Optical absorbance of the tympanic membrane in rat and human samples.

Chronic infections are often connected to biofilm formation. In presence of implants, this can lead to loss of the implant. Systemic or local application of drugs is relatively ineffective in case of biofilm formation. One technique to provide antibacterial properties on demand is the antibacterial photodynamic therapy (aPDT). Using this technique, these properties can be "switched on" by light illumination. In the middle ear with the semitransparent tympanic membrane, it might be possible in future to activate the antibacterial effect without opening the membrane. Therefore, we investigated the optical absorbance spectra of the tympanic membrane.

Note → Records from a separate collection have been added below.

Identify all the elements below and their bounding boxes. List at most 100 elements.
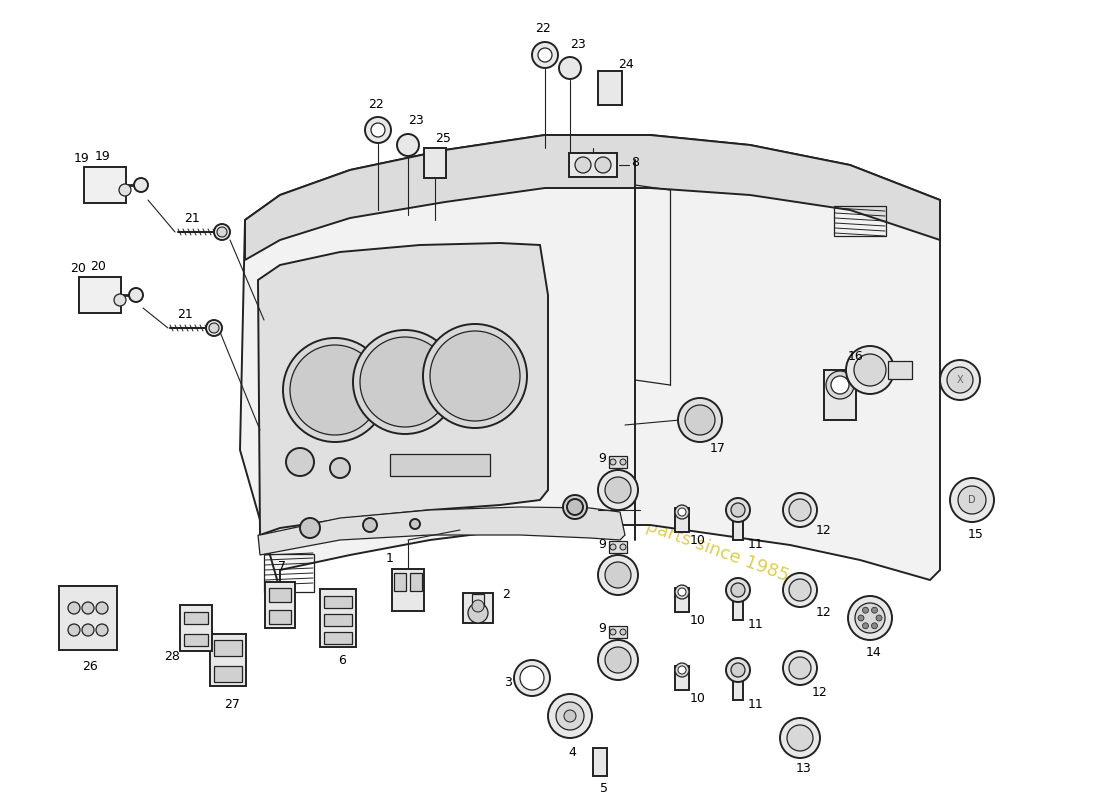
Text: 3: 3 (504, 675, 512, 689)
Circle shape (786, 725, 813, 751)
Circle shape (726, 658, 750, 682)
Circle shape (598, 470, 638, 510)
Bar (84, 167, 126, 203)
Text: 12: 12 (816, 523, 832, 537)
Circle shape (283, 338, 387, 442)
Circle shape (595, 157, 610, 173)
Circle shape (871, 607, 878, 614)
Text: 10: 10 (690, 691, 706, 705)
Circle shape (685, 405, 715, 435)
Text: 10: 10 (690, 614, 706, 626)
Circle shape (286, 448, 313, 476)
Bar (824, 370, 856, 420)
Circle shape (780, 718, 820, 758)
Circle shape (468, 603, 488, 623)
Circle shape (424, 324, 527, 428)
Text: 25: 25 (436, 133, 451, 146)
Circle shape (846, 346, 894, 394)
Circle shape (397, 134, 419, 156)
Text: 22: 22 (535, 22, 551, 35)
Text: 20: 20 (90, 261, 106, 274)
Bar (79, 277, 121, 313)
Circle shape (726, 578, 750, 602)
Bar (424, 148, 446, 178)
Bar (609, 626, 627, 638)
Circle shape (783, 651, 817, 685)
Polygon shape (258, 507, 625, 555)
Circle shape (82, 624, 94, 636)
Text: 21: 21 (184, 211, 200, 225)
Text: 12: 12 (812, 686, 828, 698)
Text: X: X (957, 375, 964, 385)
Circle shape (732, 663, 745, 677)
Bar (180, 605, 212, 651)
Text: 23: 23 (570, 38, 586, 50)
Circle shape (96, 624, 108, 636)
Bar (270, 610, 292, 624)
Circle shape (119, 184, 131, 196)
Circle shape (209, 323, 219, 333)
Circle shape (134, 178, 148, 192)
Text: 7: 7 (278, 561, 286, 574)
Bar (264, 554, 314, 592)
Text: D: D (968, 495, 976, 505)
Circle shape (300, 518, 320, 538)
Circle shape (214, 224, 230, 240)
Circle shape (789, 657, 811, 679)
Circle shape (410, 519, 420, 529)
Circle shape (675, 505, 689, 519)
Circle shape (605, 562, 631, 588)
Circle shape (610, 544, 616, 550)
Polygon shape (258, 243, 548, 535)
Circle shape (548, 694, 592, 738)
Circle shape (855, 603, 886, 633)
Text: 15: 15 (968, 527, 983, 541)
Bar (675, 588, 689, 612)
Polygon shape (245, 135, 940, 260)
Circle shape (68, 624, 80, 636)
Bar (675, 508, 689, 532)
Text: 5: 5 (600, 782, 608, 794)
Circle shape (678, 666, 686, 674)
Text: 24: 24 (618, 58, 634, 70)
Text: 19: 19 (74, 151, 90, 165)
Polygon shape (240, 135, 940, 590)
Bar (270, 588, 292, 602)
Text: 10: 10 (690, 534, 706, 546)
Circle shape (675, 585, 689, 599)
Text: 2: 2 (502, 587, 510, 601)
Circle shape (96, 602, 108, 614)
Text: 11: 11 (748, 618, 763, 631)
Circle shape (360, 337, 450, 427)
Text: 9: 9 (598, 451, 606, 465)
Circle shape (353, 330, 456, 434)
Bar (675, 666, 689, 690)
Bar (609, 541, 627, 553)
Circle shape (862, 607, 869, 614)
Circle shape (114, 294, 126, 306)
Circle shape (363, 518, 377, 532)
Text: 12: 12 (816, 606, 832, 618)
Bar (320, 589, 356, 647)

Optical absorbance spectra were measured in ex vivo preparations from neonatal and adult rats with the membrane still being attached to the surrounding bony ring and four human samples. After performing area scans, the spot with the lowest absorbance being surrounded by a ring like structure with higher absorbance was chosen as region of interest for scanning wavelengths between 300 and 900 nm. Absorbance is generally higher at lower wavelengths with a local absorbance maximum at 420 nm and a weak second maximum with two neighbouring peaks at 540 / 580 nm and is significantly higher in adult rats compared to neonatal rats where about 10% of light was transmitted. The human samples show similar characteristics with a little higher absorbance. For activation of aPDT through the tympanic membrane, larger wavelengths are more promising. Whether the amount of light transmitted through the membrane would be sufficient to induce aPDT remains to be tested in further experiments.